Islamabad, (Asian independent) Pakistan has opened its border with Afghanistan at Chaman to allow return of Afghans to their country.

Last month, Pakistan sent back over 37,000 Afghan families after it opened the Pak-Afghan friendship gate at Chaman on the special request of the Afghan government, reports Dawn news.

Official sources said that the friendship gate opened from 8 a.m. to 5 p.m. on on Saturday and 2,977 Afghan citizens stranded in different areas of Balochistan crossed into Afghanistan.

Majority of these Afghan citizens had entered Pakistan without travelling documents.

They crossed into Pakistan through the Chaman border and other entering points between Pakistan and Afghanistan on the basis of Afghan national identity cards only.

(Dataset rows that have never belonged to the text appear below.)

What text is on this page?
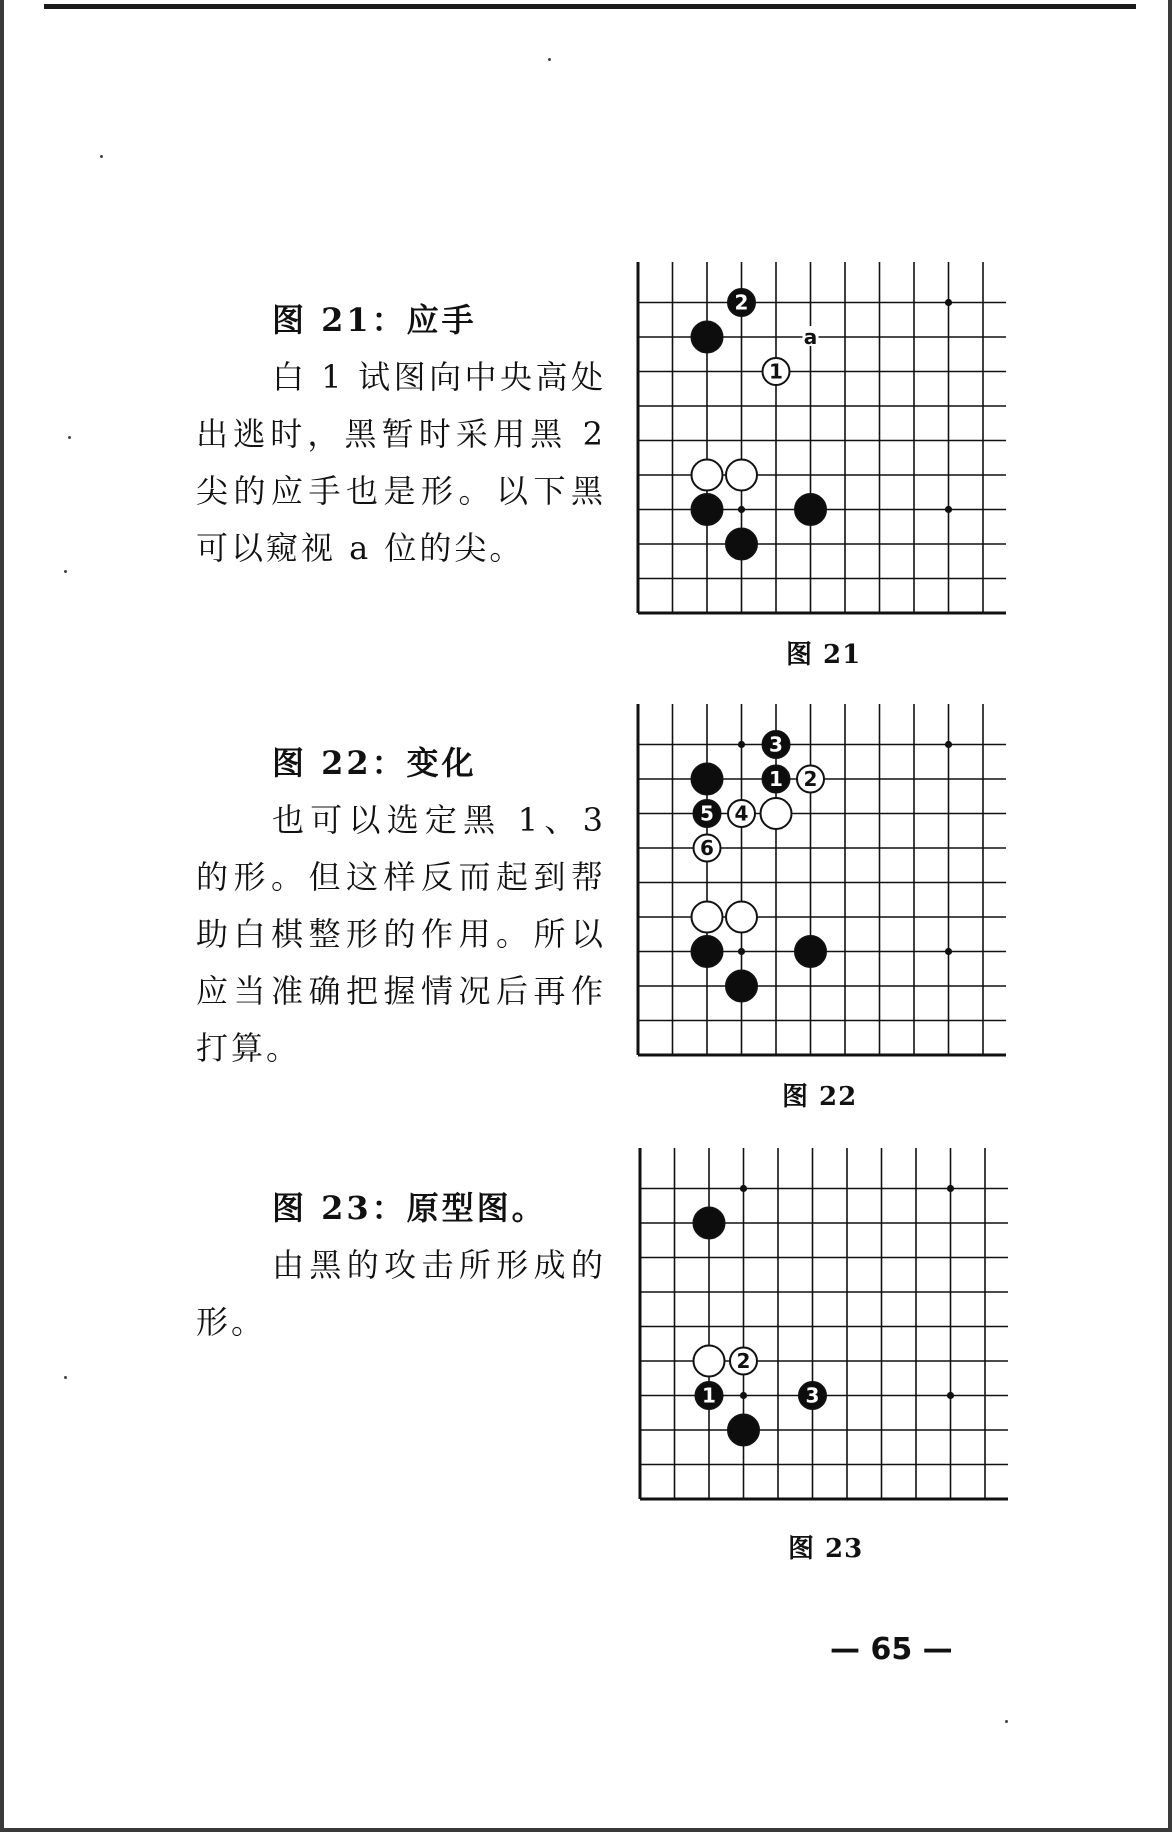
图 21：应手

白 1 试图向中央高处出逃时，黑暂时采用黑 2 尖的应手也是形。以下黑可以窥视 a 位的尖。

2
1
a
图 21
图 22：变化

也可以选定黑 1、3 的形。但这样反而起到帮助白棋整形的作用。所以应当准确把握情况后再作打算。

3
1 2
5 4
6
图 22
图 23：原型图。

由黑的攻击所形成的形。

2
1	3
图 23
— 65 —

“The border had opened for crossing Afghans and Pakistanis into their respective countries,” a senior official of the Chaman administration told Dawn news.

He said that so far 488 Pakistanis stranded in Afghanistan had also returned.

Majority of these Pakistani belonged to Khyber Pakhtunkhwa while some are from Balochistan and Punjab, he said.

He said the Pakistanis who arrived from Afghanistan on Saturday would be quarantined at a centre near the Pak-Afghan border.

“Those Pakistanis who are not willing to spend 14 days in quarantine will be sent back to Afghanistan,” an official of health department said.